Three More Places to Eat Well and Escape the Crowds in Italy
Despite Italy’s enduring popularity with travelers, there are still regions that, like Calabria, remain virtually unknown to most international visitors. Katie Parla, a Rome-based expert in Italian food and wine and the author of the forthcoming Food of the Italian South: Recipes for Classic, Disappearing, and Lost Dishes (Clarkson Potter; March 2019), shares her dining recommendations for some of Italy’s less familiar regions.
Molise
The region: Just under two hours southeast of Rome by car, Molise has Apennine mountain peaks, tiny villages, and a small Adriatic coastline. “If you show a bit of interest in a bakery or a pastry shop, they’ll invite you into the laboratorio to see awesome handmade things being produced,” Parla says.
Where to eat: The trattoria La Grotta di Zi’ Concetta in Campobasso makes simple dishes rich with olive oil.
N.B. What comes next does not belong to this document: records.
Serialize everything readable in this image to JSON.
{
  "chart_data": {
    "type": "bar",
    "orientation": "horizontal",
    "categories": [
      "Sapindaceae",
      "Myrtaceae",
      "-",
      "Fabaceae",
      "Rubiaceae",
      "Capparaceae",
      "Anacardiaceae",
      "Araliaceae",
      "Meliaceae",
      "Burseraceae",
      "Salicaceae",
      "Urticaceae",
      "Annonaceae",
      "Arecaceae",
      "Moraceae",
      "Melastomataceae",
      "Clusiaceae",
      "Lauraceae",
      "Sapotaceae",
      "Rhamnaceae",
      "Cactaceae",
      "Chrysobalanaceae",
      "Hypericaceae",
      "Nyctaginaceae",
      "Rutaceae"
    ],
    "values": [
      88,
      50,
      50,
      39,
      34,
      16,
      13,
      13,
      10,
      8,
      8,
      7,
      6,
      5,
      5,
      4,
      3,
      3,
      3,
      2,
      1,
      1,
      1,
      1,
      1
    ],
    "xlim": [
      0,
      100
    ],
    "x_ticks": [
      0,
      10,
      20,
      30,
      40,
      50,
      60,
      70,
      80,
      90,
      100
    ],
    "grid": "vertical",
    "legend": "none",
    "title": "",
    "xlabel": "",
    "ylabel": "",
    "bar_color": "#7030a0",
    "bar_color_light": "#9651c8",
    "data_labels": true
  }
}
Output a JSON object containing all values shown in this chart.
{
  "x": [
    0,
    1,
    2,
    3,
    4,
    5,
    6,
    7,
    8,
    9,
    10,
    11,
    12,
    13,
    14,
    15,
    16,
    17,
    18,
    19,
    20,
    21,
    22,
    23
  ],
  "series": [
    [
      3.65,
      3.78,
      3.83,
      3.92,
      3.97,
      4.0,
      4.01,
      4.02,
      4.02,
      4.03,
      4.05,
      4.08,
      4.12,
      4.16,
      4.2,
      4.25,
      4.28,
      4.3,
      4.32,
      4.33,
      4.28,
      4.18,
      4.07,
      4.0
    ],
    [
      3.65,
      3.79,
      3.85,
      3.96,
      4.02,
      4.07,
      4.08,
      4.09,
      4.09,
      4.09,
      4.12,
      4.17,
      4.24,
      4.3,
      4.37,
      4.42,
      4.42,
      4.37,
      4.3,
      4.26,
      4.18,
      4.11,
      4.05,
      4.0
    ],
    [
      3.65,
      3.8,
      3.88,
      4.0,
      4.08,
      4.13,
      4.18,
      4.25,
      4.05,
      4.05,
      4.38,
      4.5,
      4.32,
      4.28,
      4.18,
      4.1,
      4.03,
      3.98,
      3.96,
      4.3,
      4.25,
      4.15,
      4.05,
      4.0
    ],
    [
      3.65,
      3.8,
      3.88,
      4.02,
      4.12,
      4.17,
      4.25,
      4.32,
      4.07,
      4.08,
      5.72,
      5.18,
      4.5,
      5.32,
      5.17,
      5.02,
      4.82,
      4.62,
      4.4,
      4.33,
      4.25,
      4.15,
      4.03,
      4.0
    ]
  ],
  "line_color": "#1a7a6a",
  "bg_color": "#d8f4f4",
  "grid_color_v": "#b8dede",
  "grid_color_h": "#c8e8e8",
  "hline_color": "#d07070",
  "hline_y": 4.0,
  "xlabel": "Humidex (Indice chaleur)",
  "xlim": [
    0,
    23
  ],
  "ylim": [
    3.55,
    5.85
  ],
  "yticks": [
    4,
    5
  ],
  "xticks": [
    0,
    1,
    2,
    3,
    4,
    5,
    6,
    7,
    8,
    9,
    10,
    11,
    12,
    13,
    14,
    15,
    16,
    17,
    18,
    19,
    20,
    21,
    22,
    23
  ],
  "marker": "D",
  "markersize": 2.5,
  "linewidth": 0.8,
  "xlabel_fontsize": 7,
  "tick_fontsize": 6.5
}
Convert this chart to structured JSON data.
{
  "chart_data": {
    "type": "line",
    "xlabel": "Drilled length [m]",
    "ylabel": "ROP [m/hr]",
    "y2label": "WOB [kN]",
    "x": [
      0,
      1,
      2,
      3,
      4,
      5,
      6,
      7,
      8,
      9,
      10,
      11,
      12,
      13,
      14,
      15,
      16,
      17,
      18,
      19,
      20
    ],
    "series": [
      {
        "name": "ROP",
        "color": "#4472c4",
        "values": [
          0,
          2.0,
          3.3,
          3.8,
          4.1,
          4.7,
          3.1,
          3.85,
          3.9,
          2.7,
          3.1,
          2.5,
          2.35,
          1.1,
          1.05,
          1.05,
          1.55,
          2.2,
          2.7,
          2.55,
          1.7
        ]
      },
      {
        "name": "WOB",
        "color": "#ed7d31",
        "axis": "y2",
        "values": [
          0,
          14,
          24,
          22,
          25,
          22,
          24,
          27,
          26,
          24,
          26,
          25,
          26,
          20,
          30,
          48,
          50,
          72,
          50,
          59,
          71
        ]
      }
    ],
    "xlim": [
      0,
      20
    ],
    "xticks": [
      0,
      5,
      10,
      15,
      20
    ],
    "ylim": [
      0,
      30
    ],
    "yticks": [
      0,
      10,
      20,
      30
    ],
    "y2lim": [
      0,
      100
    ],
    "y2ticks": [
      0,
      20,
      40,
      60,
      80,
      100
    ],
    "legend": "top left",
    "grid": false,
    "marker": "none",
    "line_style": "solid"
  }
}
Parla’s favorite is pizz’ e foje, which resembles a polenta and chicory scramble. “You get this intense heirloom corn flavor from the polenta,” she says.
Abruzzo
The region: This mountainous area has some of the highest peaks in the Apennines. “The villages are scattered among national parks, where you’re more likely to encounter grazing sheep than humans,” Parla says. “I love to go to this region specifically to eat cheese.”
Where to eat: In the town of Scanno, Gregorio Rotolo sells cheeses made from the milk of free-range sheep. “They graze the mountains and eat chamomile and mint and all sorts of tasty things,” says Parla. “You can buy cheeses and cured meats—a combination of pork and lamb sausages—and homemade pasta at his trattoria.”
Campania
The region: People know Pompeii, the Amalfi Coast, and Capri, but Parla notes that the rest of this region is rarely visited: “There are all of these little villages where people still practice old-school food techniques—especially fishing.”
Where to eat: Ristorante Angiolina, in the anchovy-fishing village of Pisciotta, serves cauraro, a local soup made with potatoes, wild fennel, and foraged greens. “They just lay the raw anchovies on top to steam and absorb all the flavors of the herbs,” Parla says.